Nicholas Stern (Lord Stern) is a globally recognised economist, and one the world’s leading authorities on climate change, international development and global economic growth.

Lord Stern is IG Patel Professor of Economics and Government at London School of Economics, and Head of the India Observatory and Chairman of the Grantham Research Institute on Climate Change and the Environment. He is President of the British Academy (from July 2013), and was elected Fellow of the Royal Society (June 2014).

From 2000-03 he was Chief Economist at the World Bank, and Senior Vice President for Development Economics. From 1994-99 he was Chief Economist and Special Counsellor to the President at the European Bank for Reconstruction and Development.

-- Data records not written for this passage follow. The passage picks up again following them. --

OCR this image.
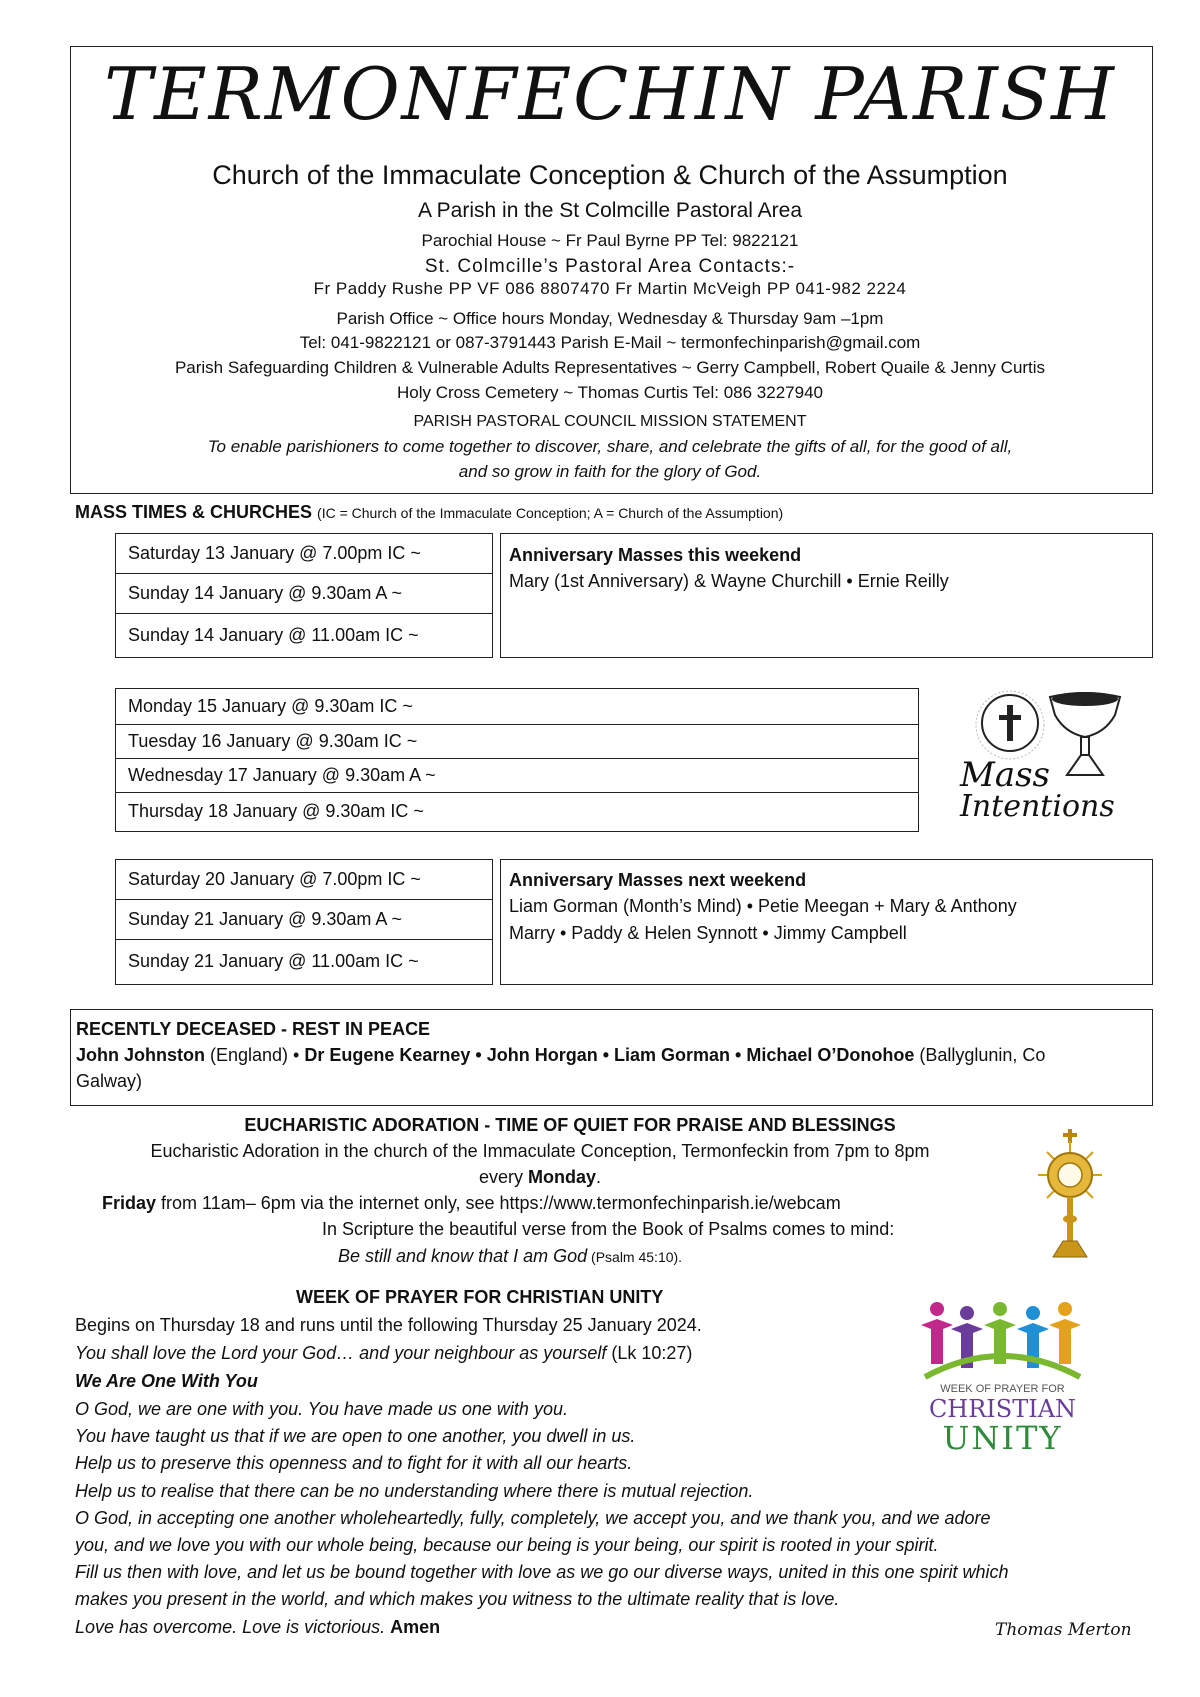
TERMONFECHIN PARISH
Church of the Immaculate Conception & Church of the Assumption
A Parish in the St Colmcille Pastoral Area
Parochial House ~ Fr Paul Byrne PP Tel: 9822121
St. Colmcille’s Pastoral Area Contacts:-
Fr Paddy Rushe PP VF 086 8807470 Fr Martin McVeigh PP 041-982 2224
Parish Office ~ Office hours Monday, Wednesday & Thursday 9am –1pm
Tel: 041-9822121 or 087-3791443 Parish E-Mail ~ termonfechinparish@gmail.com
Parish Safeguarding Children & Vulnerable Adults Representatives ~ Gerry Campbell, Robert Quaile & Jenny Curtis
Holy Cross Cemetery ~ Thomas Curtis Tel: 086 3227940
PARISH PASTORAL COUNCIL MISSION STATEMENT
To enable parishioners to come together to discover, share, and celebrate the gifts of all, for the good of all,
and so grow in faith for the glory of God.
MASS TIMES & CHURCHES (IC = Church of the Immaculate Conception; A = Church of the Assumption)
Saturday 13 January @ 7.00pm IC ~
Sunday 14 January @ 9.30am A ~
Sunday 14 January @ 11.00am IC ~
Anniversary Masses this weekend
Mary (1st Anniversary) & Wayne Churchill • Ernie Reilly
Monday 15 January @ 9.30am IC ~
Tuesday 16 January @ 9.30am IC ~
Wednesday 17 January @ 9.30am A ~
Thursday 18 January @ 9.30am IC ~
Mass
Intentions
Saturday 20 January @ 7.00pm IC ~
Sunday 21 January @ 9.30am A ~
Sunday 21 January @ 11.00am IC ~
Anniversary Masses next weekend
Liam Gorman (Month’s Mind) • Petie Meegan + Mary & Anthony
Marry • Paddy & Helen Synnott • Jimmy Campbell
RECENTLY DECEASED - REST IN PEACE
John Johnston (England) • Dr Eugene Kearney • John Horgan • Liam Gorman • Michael O’Donohoe (Ballyglunin, Co
Galway)
EUCHARISTIC ADORATION - TIME OF QUIET FOR PRAISE AND BLESSINGS
Eucharistic Adoration in the church of the Immaculate Conception, Termonfeckin from 7pm to 8pm
every Monday.
Friday from 11am– 6pm via the internet only, see https://www.termonfechinparish.ie/webcam
In Scripture the beautiful verse from the Book of Psalms comes to mind:
Be still and know that I am God (Psalm 45:10).
WEEK OF PRAYER FOR CHRISTIAN UNITY
Begins on Thursday 18 and runs until the following Thursday 25 January 2024.
You shall love the Lord your God… and your neighbour as yourself (Lk 10:27)
We Are One With You
O God, we are one with you. You have made us one with you.
You have taught us that if we are open to one another, you dwell in us.
Help us to preserve this openness and to fight for it with all our hearts.
Help us to realise that there can be no understanding where there is mutual rejection.
O God, in accepting one another wholeheartedly, fully, completely, we accept you, and we thank you, and we adore
you, and we love you with our whole being, because our being is your being, our spirit is rooted in your spirit.
Fill us then with love, and let us be bound together with love as we go our diverse ways, united in this one spirit which
makes you present in the world, and which makes you witness to the ultimate reality that is love.
Love has overcome. Love is victorious. Amen	Thomas Merton
WEEK OF PRAYER FOR
CHRISTIAN
UNITY
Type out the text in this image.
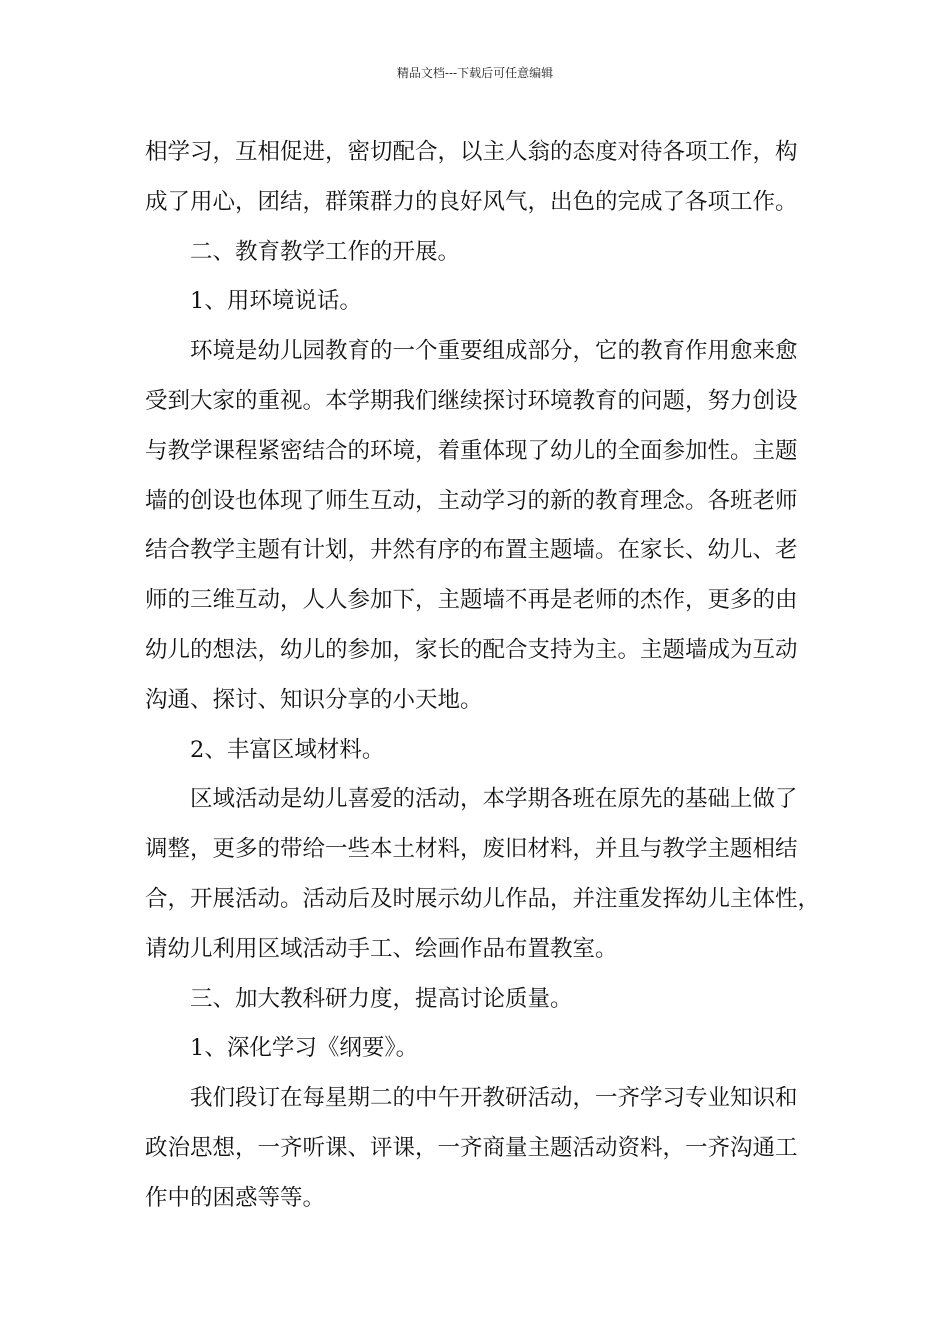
精品文档---下载后可任意编辑
相学习，互相促进，密切配合，以主人翁的态度对待各项工作，构
成了用心，团结，群策群力的良好风气，出色的完成了各项工作。
二、教育教学工作的开展。
1、用环境说话。
环境是幼儿园教育的一个重要组成部分，它的教育作用愈来愈
受到大家的重视。本学期我们继续探讨环境教育的问题，努力创设
与教学课程紧密结合的环境，着重体现了幼儿的全面参加性。主题
墙的创设也体现了师生互动，主动学习的新的教育理念。各班老师
结合教学主题有计划，井然有序的布置主题墙。在家长、幼儿、老
师的三维互动，人人参加下，主题墙不再是老师的杰作，更多的由
幼儿的想法，幼儿的参加，家长的配合支持为主。主题墙成为互动
沟通、探讨、知识分享的小天地。
2、丰富区域材料。
区域活动是幼儿喜爱的活动，本学期各班在原先的基础上做了
调整，更多的带给一些本土材料，废旧材料，并且与教学主题相结
合，开展活动。活动后及时展示幼儿作品，并注重发挥幼儿主体性，
请幼儿利用区域活动手工、绘画作品布置教室。
三、加大教科研力度，提高讨论质量。
1、深化学习《纲要》。
我们段订在每星期二的中午开教研活动，一齐学习专业知识和
政治思想，一齐听课、评课，一齐商量主题活动资料，一齐沟通工
作中的困惑等等。
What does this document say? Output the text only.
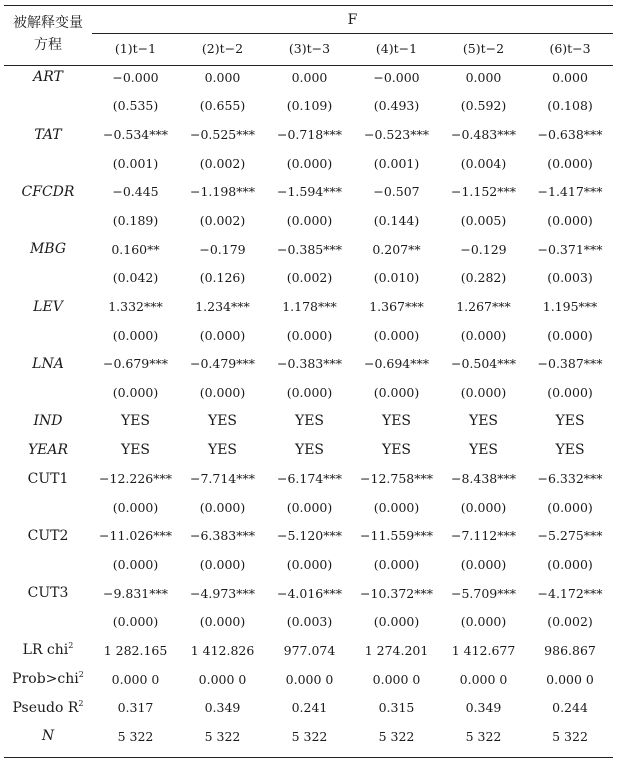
被解释变量
方程	F					
	(1)t−1	(2)t−2	(3)t−3	(4)t−1	(5)t−2	(6)t−3
ART	−0.000	0.000	0.000	−0.000	0.000	0.000
	(0.535)	(0.655)	(0.109)	(0.493)	(0.592)	(0.108)
TAT	−0.534***	−0.525***	−0.718***	−0.523***	−0.483***	−0.638***
	(0.001)	(0.002)	(0.000)	(0.001)	(0.004)	(0.000)
CFCDR	−0.445	−1.198***	−1.594***	−0.507	−1.152***	−1.417***
	(0.189)	(0.002)	(0.000)	(0.144)	(0.005)	(0.000)
MBG	0.160**	−0.179	−0.385***	0.207**	−0.129	−0.371***
	(0.042)	(0.126)	(0.002)	(0.010)	(0.282)	(0.003)
LEV	1.332***	1.234***	1.178***	1.367***	1.267***	1.195***
	(0.000)	(0.000)	(0.000)	(0.000)	(0.000)	(0.000)
LNA	−0.679***	−0.479***	−0.383***	−0.694***	−0.504***	−0.387***
	(0.000)	(0.000)	(0.000)	(0.000)	(0.000)	(0.000)
IND	YES	YES	YES	YES	YES	YES
YEAR	YES	YES	YES	YES	YES	YES
CUT1	−12.226***	−7.714***	−6.174***	−12.758***	−8.438***	−6.332***
	(0.000)	(0.000)	(0.000)	(0.000)	(0.000)	(0.000)
CUT2	−11.026***	−6.383***	−5.120***	−11.559***	−7.112***	−5.275***
	(0.000)	(0.000)	(0.000)	(0.000)	(0.000)	(0.000)
CUT3	−9.831***	−4.973***	−4.016***	−10.372***	−5.709***	−4.172***
	(0.000)	(0.000)	(0.003)	(0.000)	(0.000)	(0.002)
LR chi$^2$	1 282.165	1 412.826	977.074	1 274.201	1 412.677	986.867
Prob>chi$^2$	0.000 0	0.000 0	0.000 0	0.000 0	0.000 0	0.000 0
Pseudo $R^2$	0.317	0.349	0.241	0.315	0.349	0.244
N	5 322	5 322	5 322	5 322	5 322	5 322
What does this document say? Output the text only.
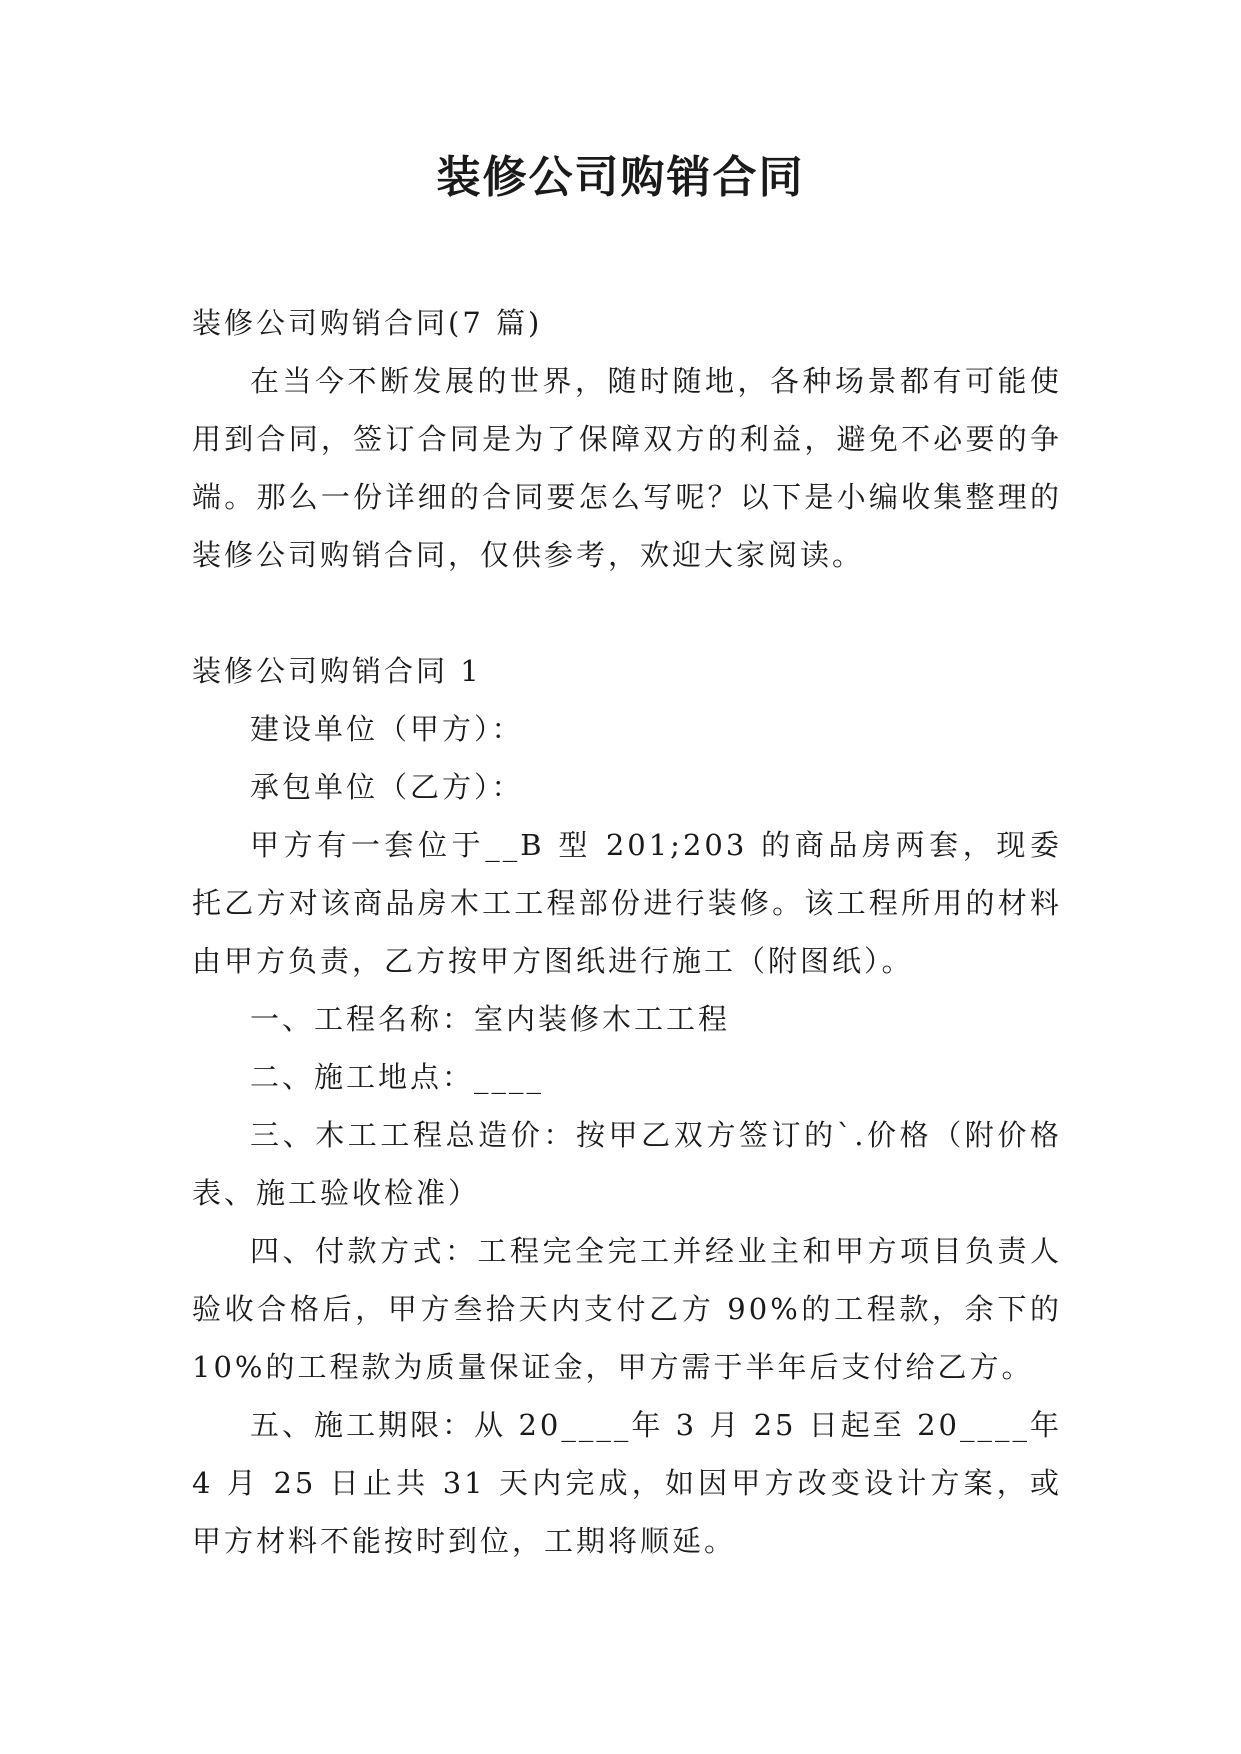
装修公司购销合同

装修公司购销合同(7 篇)

在当今不断发展的世界，随时随地，各种场景都有可能使用到合同，签订合同是为了保障双方的利益，避免不必要的争端。那么一份详细的合同要怎么写呢？以下是小编收集整理的装修公司购销合同，仅供参考，欢迎大家阅读。

装修公司购销合同 1

建设单位（甲方）：

承包单位（乙方）：

甲方有一套位于__B 型 201;203 的商品房两套，现委托乙方对该商品房木工工程部份进行装修。该工程所用的材料由甲方负责，乙方按甲方图纸进行施工（附图纸）。

一、工程名称：室内装修木工工程

二、施工地点：____

三、木工工程总造价：按甲乙双方签订的`.价格（附价格表、施工验收检准）

四、付款方式：工程完全完工并经业主和甲方项目负责人验收合格后，甲方叁拾天内支付乙方 90%的工程款，余下的 10%的工程款为质量保证金，甲方需于半年后支付给乙方。

五、施工期限：从 20____年 3 月 25 日起至 20____年 4 月 25 日止共 31 天内完成，如因甲方改变设计方案，或甲方材料不能按时到位，工期将顺延。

From 2005-07 he was adviser to the UK Government on the Economics of Climate Change and Development, reporting to the Prime Minister and the Chancellor of the Exchequer. In this role he headed the Stern Review on the Economics of Climate Change. He was also Head of the Government Economic Service from 2003-07; and was also Director of Policy and Research for the Prime Minister’s Commission for Africa. In 2009 he was President of the European Economic Association.

Lord Stern's work in academic life has included teaching and research positions at many of the most prestigious institutions in the world, including the London School of Economics, the University of Oxford, the Massachusetts Institute of Technology (MIT), the Ecole Polytechnique and the Collège de France in Paris, the Indian Statistical Institute in Bangalore and Delhi, and the People’s University of China in Beijing.

His research and publications have focused on the economics of climate change, economic development and growth, economic theory, tax reform, public policy and the role of the state and economies in transition. His first books were on tea in Kenya and the Green Revolution in India (where he lived for 8 months in a village in Northern India in 1974/75).

Lord Stern has written books on crime, criminal statistics in the UK, public finance and development. “Growth & Empowerment: Making Development Happen” was published in April 2005. The Stern Review on the Economics of Climate Change was published in January 2007 by Cambridge University Press. He has published more than 15 books and 100 articles. “A Blueprint for a Safer Planet” was published in April 2009.